Mr Edwards added that Iqbal was the main abuser, who was a delivery driver and drug dealer who “routinely got his way” with this girl, and “didn’t consider she had the right to say no to him.”
She was used as a “sexual plaything” who “suffered his incessant sexual demands.” “At no stage did any girl genuinely consent to any of the sexual acts provided. The relationships were exploitative, not consensual.”
More grim details have emerged from court that Mustafa Iqbal may have been in phone contact with a fourth girl shortly before his final arrest, despite there being an order in place preventing that. North Wales Police intelligence analyst Anne Marie Fisher told the court that there was contact between Iqbal and another girl, Child E, on July 18th, 2025. Attempted phone calls and calls were made between their numbers on July 19th and 30th, and every day between August 2nd and 6th. Iqbal was first arrested back in April 2022, was then arrested for the final time on August 7th and charged on the 8th.
The jury was informed that his communication with Child E constituted a breach of a slavery/trafficking order, as he was already under investigation for the sexual exploitation of the other girls when this order was made at Llandudno Magistrates Court in December of 2024. “Mr Iqbal is a predator who targets young females. He views them as sexual commodities, to be used as he wants.” Mr Edwards relayed in his opening.
The group face a total of 28 charges between them, with 21 separate charges against Mustafa Iqbal which include: four counts of rape, three counts of conspiracy to require a person to perform compulsory labour, three counts of sexual assault, three counts of causing a person to engage in sexual activity without consent, two counts of conspiracy to traffic, conspiracy to supply both cannabis and cocaine, arranging or facilitating the travel of another person with a view to exploitation and breaching a slavery/trafficking risk order.
Charges against Mohamed Arshad also include multiple counts of rape, two counts of conspiracy to traffic, two counts of conspiracy to require a person to perform compulsory labour and supplying cannabis to another. Ziaullah Badshah is also under suspicion of two counts of rape, two counts of conspiracy to traffic and supplying cannabis to another.
The trial itself is set to last several more weeks. Though no convictions have yet been made, and we must be clear on that, the harrowing details so far should unfortunately be all too familiar to us by now, considering the sheer scale of this great crime committed against White British girls by predominantly foreign men of Pakistani heritage over decades.
What is troubling in this particular case still is that Rhyl is still majority 96.4% White British, with the “Asian/Asian British” making up only 1.5% of that community. If they were to be convicted, it would shine a grim light on the reality that they can still inflict great harm on the local community, despite these smaller numbers as compared with certain places in England like Rotherham, Bradford or Rochdale.

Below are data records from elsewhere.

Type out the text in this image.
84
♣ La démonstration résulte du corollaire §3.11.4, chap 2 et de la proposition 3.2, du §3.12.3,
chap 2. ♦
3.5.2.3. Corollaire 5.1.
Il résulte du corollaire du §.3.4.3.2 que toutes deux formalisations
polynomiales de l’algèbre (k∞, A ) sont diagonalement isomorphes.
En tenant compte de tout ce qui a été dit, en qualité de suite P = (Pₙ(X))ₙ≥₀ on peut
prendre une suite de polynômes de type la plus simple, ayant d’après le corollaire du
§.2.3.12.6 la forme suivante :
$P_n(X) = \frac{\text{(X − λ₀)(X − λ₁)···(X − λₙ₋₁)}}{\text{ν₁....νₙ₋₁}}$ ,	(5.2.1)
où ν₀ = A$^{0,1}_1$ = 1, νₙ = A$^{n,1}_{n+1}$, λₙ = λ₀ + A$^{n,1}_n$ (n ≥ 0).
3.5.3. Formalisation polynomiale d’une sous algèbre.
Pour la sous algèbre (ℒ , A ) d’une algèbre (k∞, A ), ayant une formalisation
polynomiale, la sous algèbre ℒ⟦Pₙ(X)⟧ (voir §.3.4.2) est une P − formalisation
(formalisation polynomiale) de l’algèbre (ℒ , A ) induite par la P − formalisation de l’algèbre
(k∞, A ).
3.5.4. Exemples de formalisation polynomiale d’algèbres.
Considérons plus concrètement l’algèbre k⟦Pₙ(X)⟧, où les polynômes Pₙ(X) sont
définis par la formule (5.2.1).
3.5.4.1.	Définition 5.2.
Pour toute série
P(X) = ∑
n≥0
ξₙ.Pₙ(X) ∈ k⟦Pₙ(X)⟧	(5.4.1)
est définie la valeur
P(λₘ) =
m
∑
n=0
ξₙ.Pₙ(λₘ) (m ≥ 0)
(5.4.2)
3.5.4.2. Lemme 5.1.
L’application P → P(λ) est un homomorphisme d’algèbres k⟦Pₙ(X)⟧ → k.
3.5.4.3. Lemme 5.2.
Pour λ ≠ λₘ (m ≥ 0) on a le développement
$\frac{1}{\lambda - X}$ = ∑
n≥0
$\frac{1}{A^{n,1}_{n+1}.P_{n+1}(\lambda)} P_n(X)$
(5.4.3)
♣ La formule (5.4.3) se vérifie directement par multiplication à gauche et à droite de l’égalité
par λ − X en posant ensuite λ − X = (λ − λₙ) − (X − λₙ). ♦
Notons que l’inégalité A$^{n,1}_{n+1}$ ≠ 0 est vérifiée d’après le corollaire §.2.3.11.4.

As a Welshman myself, this is particularly painful and upsetting to witness, having thought that Wales was mostly spared from the industrial rape that our English neighbours have suffered over the many long years. The harsh truth is that I believe nowhere is untouched by this imported depravity in our own midst, and it all could have been avoided entirely.
Rupert Lowe, the leader of Restore Britain and MP for Great Yarmouth is set to release his own private Rape Gang Inquiry Report in the coming weeks which will no doubt re-open that wound on our country, and our collective consciousness as a native people who have suffered too much already. If it can happen somewhere like Rhyl, in the heart of picturesque Denbighshire, North Wales, our own very Welsh shires, then it can happen absolutely anywhere. No where is safe.